I am interested in reading treads and arguments. Learning and challenging myself...I have read apologetic books, but I would like to see arguments, etc...applied.

links/web adresses for forums and website would be appreciated.

thanks,
matt


----------



## panta dokimazete (Apr 11, 2006)

hoo-boy - assume you are familiar with the Internet Infidels?

http://www.iidb.org/vbb/index.php

Tell 'em jdlongmire sent ya'... 

This place will challenge you - if you can get around the effluvia...

-JD

[Edited on 4-11-2006 by jdlongmire]


----------



## matthew11v25 (Apr 11, 2006)

> _Originally posted by jdlongmire_
> hoo-boy - assume you are familiar with the Internet Infidels?
> 
> http://www.iidb.org/vbb/index.php
> ...



I have not heard of it...thanks.

matt


----------



## panta dokimazete (Apr 12, 2006)

Also - try www.carm.org - they have an atheist area - so does theology web


----------



## Scott (Apr 12, 2006)

Matthew: When debating with atheists on the internet, just prepare yourself.
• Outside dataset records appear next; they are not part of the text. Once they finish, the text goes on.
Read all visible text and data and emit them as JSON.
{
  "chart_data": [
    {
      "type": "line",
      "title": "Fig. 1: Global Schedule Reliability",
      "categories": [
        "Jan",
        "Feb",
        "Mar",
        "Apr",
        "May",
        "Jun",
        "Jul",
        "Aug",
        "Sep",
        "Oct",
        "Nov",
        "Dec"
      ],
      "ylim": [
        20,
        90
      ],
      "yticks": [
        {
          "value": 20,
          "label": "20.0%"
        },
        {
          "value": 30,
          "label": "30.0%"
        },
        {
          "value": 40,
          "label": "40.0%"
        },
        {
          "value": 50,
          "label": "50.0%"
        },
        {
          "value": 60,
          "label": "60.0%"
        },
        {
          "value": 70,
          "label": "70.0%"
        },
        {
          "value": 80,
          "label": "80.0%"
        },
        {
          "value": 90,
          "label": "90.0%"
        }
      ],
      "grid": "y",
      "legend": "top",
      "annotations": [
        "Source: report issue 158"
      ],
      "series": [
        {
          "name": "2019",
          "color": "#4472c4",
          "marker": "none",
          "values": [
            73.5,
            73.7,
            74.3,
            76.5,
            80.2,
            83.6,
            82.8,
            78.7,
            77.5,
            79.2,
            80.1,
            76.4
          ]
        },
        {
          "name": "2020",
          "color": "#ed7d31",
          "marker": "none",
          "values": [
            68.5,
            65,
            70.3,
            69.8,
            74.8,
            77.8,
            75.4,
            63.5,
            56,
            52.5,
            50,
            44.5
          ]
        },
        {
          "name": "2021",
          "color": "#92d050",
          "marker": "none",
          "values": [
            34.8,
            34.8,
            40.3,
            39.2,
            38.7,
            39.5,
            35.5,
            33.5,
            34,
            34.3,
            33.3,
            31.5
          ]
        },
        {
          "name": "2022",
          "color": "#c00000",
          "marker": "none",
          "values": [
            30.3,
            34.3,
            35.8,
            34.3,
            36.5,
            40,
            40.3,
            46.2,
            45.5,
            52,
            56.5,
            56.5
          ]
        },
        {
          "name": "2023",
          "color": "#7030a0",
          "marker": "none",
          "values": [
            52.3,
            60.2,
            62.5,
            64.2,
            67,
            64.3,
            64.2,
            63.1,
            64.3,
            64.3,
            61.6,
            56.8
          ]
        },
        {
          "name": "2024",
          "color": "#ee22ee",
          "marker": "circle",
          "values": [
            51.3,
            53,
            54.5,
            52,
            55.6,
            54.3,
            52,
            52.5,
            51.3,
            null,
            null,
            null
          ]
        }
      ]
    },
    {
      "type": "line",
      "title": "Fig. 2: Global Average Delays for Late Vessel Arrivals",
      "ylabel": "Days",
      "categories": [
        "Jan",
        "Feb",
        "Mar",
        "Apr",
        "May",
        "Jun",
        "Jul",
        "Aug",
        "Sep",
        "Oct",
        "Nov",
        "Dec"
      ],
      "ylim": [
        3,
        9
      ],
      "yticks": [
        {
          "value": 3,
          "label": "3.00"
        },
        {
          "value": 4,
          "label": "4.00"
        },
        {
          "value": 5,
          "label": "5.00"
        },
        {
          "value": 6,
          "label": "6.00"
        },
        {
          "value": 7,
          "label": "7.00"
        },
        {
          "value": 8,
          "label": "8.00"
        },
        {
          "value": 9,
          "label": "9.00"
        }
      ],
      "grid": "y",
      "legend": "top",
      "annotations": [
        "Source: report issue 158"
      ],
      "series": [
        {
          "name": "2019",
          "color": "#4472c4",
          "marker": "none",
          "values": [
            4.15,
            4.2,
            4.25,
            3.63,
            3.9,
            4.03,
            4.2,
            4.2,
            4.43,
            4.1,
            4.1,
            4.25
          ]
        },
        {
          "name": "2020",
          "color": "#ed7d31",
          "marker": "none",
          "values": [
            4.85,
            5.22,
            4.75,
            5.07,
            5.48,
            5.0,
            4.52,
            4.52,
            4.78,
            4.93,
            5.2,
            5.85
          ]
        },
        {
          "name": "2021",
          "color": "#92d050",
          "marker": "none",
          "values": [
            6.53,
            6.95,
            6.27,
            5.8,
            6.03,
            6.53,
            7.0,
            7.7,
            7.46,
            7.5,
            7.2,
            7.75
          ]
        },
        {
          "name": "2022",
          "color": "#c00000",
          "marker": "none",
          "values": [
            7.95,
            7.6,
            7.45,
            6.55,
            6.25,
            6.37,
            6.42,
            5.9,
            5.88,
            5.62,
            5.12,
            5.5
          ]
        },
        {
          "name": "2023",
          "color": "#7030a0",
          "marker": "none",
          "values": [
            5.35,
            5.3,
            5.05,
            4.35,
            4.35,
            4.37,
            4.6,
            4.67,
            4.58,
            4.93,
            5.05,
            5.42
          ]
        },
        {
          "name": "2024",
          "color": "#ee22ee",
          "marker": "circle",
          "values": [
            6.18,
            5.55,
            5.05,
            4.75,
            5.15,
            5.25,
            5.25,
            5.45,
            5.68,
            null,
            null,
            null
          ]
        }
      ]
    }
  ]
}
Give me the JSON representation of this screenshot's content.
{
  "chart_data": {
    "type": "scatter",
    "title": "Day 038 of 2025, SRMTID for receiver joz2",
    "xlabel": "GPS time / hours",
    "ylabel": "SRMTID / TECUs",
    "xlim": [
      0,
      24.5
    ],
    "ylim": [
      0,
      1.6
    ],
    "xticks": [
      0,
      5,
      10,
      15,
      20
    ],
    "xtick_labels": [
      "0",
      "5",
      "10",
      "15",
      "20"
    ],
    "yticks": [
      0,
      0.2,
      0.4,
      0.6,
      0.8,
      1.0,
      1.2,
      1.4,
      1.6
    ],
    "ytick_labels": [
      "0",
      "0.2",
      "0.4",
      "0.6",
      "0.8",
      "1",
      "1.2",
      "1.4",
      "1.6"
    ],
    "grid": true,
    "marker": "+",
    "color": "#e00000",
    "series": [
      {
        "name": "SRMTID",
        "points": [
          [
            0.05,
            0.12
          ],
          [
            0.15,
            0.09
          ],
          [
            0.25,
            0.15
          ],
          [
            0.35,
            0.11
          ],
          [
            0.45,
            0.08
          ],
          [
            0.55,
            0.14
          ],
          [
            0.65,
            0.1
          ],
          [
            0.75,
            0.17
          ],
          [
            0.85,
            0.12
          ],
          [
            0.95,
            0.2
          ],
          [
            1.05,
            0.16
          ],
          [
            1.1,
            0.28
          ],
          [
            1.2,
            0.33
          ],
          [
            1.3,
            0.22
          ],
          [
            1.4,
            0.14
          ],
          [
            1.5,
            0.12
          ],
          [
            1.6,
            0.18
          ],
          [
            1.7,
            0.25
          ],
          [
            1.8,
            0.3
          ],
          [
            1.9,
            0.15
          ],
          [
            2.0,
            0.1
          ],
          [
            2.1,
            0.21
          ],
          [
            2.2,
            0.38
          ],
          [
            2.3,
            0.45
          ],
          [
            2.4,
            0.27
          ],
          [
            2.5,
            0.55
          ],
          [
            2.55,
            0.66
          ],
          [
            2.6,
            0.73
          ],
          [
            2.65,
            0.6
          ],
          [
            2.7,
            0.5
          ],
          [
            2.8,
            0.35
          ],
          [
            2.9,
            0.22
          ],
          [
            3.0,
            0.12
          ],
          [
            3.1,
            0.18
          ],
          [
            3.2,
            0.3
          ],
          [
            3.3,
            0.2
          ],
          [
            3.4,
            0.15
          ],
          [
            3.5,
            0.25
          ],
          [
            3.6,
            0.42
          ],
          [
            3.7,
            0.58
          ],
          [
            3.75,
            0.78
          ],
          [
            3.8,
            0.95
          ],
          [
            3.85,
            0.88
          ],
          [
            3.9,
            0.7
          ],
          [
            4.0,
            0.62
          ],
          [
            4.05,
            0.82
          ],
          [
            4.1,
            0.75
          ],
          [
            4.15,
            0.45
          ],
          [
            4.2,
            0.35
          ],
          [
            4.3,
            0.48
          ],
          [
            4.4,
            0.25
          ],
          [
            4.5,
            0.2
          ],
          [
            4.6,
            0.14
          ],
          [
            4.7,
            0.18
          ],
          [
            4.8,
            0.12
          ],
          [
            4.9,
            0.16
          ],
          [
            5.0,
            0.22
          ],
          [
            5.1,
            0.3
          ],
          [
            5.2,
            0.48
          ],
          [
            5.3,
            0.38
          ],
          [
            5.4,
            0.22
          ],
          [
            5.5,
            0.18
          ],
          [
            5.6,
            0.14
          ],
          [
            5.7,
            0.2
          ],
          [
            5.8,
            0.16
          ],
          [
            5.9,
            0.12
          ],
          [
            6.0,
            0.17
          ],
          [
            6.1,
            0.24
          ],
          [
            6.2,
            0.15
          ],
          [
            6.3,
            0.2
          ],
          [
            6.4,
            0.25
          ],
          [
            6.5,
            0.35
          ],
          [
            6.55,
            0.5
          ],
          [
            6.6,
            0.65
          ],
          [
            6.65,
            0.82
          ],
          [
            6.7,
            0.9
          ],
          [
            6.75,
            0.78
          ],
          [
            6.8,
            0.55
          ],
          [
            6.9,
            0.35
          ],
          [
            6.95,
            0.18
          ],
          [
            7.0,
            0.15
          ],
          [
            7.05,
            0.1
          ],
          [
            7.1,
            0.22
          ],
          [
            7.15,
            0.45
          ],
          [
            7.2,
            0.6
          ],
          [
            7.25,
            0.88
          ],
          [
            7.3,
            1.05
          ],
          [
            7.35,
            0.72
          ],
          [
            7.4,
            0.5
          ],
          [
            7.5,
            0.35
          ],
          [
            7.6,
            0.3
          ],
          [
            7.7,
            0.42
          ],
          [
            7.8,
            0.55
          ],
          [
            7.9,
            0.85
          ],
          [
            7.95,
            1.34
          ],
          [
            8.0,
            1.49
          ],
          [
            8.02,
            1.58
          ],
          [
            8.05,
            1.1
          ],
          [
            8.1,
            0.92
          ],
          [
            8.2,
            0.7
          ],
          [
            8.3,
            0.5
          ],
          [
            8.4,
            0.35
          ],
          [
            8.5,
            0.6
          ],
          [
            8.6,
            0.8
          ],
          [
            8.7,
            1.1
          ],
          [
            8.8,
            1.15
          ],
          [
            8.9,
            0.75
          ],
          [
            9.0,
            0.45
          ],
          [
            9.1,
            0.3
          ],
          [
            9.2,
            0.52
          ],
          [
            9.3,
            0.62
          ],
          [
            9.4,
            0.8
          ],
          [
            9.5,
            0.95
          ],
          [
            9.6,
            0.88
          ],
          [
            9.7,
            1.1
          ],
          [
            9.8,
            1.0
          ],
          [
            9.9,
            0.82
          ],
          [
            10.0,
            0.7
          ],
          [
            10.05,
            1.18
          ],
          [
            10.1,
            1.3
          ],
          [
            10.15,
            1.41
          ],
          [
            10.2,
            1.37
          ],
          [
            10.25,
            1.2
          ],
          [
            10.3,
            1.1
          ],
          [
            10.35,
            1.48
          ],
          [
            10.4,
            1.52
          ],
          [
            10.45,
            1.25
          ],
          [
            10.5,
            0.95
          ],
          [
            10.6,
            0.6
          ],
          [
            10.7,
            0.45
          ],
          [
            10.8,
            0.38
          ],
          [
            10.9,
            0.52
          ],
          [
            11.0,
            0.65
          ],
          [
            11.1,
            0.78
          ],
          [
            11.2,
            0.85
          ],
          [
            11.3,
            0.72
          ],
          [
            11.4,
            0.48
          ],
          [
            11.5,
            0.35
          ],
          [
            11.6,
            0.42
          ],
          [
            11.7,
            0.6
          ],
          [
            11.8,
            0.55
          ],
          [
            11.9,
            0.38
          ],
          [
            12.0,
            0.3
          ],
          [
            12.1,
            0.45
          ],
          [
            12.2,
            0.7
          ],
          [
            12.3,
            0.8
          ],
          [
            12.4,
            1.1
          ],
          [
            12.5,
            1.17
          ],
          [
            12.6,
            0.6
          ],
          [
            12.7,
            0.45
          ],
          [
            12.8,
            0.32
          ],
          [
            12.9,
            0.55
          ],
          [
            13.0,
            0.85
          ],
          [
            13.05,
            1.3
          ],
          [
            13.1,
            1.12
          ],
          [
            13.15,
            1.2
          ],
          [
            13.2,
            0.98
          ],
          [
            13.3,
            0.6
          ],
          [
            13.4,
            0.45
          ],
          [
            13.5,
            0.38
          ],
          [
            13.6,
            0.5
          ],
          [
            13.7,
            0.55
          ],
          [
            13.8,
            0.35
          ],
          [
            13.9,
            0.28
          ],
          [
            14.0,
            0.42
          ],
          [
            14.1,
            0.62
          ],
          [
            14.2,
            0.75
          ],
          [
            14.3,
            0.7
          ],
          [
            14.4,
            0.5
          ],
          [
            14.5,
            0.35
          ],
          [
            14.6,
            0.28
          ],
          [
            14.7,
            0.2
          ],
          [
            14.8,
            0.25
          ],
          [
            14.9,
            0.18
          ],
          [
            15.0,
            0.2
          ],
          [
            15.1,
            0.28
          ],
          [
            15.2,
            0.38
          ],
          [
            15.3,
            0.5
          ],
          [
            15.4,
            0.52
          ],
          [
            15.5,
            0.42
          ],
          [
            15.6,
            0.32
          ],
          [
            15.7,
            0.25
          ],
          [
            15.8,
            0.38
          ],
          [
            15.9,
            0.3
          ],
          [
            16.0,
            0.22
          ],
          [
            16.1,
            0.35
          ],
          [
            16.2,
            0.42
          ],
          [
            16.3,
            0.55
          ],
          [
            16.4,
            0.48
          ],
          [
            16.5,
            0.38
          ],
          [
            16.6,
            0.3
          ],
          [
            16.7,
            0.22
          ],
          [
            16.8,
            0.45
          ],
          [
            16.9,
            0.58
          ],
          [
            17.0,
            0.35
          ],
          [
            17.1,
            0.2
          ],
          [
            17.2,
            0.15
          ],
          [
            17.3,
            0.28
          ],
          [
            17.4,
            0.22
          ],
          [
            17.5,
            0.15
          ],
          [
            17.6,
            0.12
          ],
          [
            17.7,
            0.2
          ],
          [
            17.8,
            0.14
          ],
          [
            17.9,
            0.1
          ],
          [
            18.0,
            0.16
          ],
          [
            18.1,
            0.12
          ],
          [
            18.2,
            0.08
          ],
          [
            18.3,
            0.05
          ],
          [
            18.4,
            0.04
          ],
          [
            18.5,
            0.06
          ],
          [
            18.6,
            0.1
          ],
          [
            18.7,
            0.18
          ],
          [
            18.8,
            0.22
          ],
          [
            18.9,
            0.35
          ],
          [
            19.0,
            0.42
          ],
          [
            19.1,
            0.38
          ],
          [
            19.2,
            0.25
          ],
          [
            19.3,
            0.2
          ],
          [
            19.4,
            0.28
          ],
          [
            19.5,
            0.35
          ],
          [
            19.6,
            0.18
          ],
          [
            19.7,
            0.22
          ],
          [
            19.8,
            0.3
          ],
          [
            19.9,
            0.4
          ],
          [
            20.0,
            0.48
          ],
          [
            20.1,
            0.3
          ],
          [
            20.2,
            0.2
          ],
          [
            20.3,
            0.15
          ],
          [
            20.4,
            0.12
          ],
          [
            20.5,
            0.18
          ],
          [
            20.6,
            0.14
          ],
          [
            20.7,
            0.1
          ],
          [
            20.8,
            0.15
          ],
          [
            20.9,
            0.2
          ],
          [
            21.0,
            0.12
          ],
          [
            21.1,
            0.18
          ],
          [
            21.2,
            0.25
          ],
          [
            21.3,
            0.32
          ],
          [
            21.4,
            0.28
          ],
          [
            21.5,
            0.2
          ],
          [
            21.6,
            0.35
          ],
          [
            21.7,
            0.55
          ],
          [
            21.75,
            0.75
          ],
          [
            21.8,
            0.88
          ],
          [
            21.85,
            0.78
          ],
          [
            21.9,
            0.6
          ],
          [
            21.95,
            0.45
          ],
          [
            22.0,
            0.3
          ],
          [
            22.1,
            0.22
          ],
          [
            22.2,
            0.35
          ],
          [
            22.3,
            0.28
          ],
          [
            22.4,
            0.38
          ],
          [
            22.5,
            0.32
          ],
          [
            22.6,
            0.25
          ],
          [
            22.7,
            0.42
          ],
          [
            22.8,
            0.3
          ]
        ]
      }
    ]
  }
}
You will essentially be debating with hecklers. They may make some interesting arguments, but it is not about the truth.


----------



## matthew11v25 (Apr 12, 2006)

> _Originally posted by Scott_
> Matthew: When debating with atheists on the internet, just prepare yourself. You will essentially be debating with hecklers. They may make some interesting arguments, but it is not about the truth.



not quite sure what you mean...could you explain or give an example? thanks.


----------



## Scott (Apr 12, 2006)

Let me analogize to a lawyer cross-examining a hostile witness in trial. A hostile witness will virtually never admit he is wrong. The best the opposing lawyer can do is to ask questions that make it clear to others (the jury) that the witness is wrong, inconsistent, or otherwise not credible. Real life litigation does not have Perry Mason moments (the witness breaking down and admitting he is wrong). 

You will find these guys to be hostile witnesses. Unfortunately there is no judge to reign them in or jury to authoritatively judge their words (their friends will think they have amazing wisdom and their opponents will think they are silly).

That is not to say you should not do it. It is better to understand that going in, else you can expect frustration.


----------



## panta dokimazete (Apr 12, 2006)

VERY apt analogy - remember - in many instances - it is like trying to convince a blind from birth person that there is color when he is firmly convinced you are delusional.

All the evidence from HIS and others like his perspective convinces him/them they are right.

Unless the Lord takes away the scales - they will always be blind.

-JD


----------



## Vytautas (Apr 14, 2006)

Here is a site that has atheist message boards: 

unchainedradio.com


----------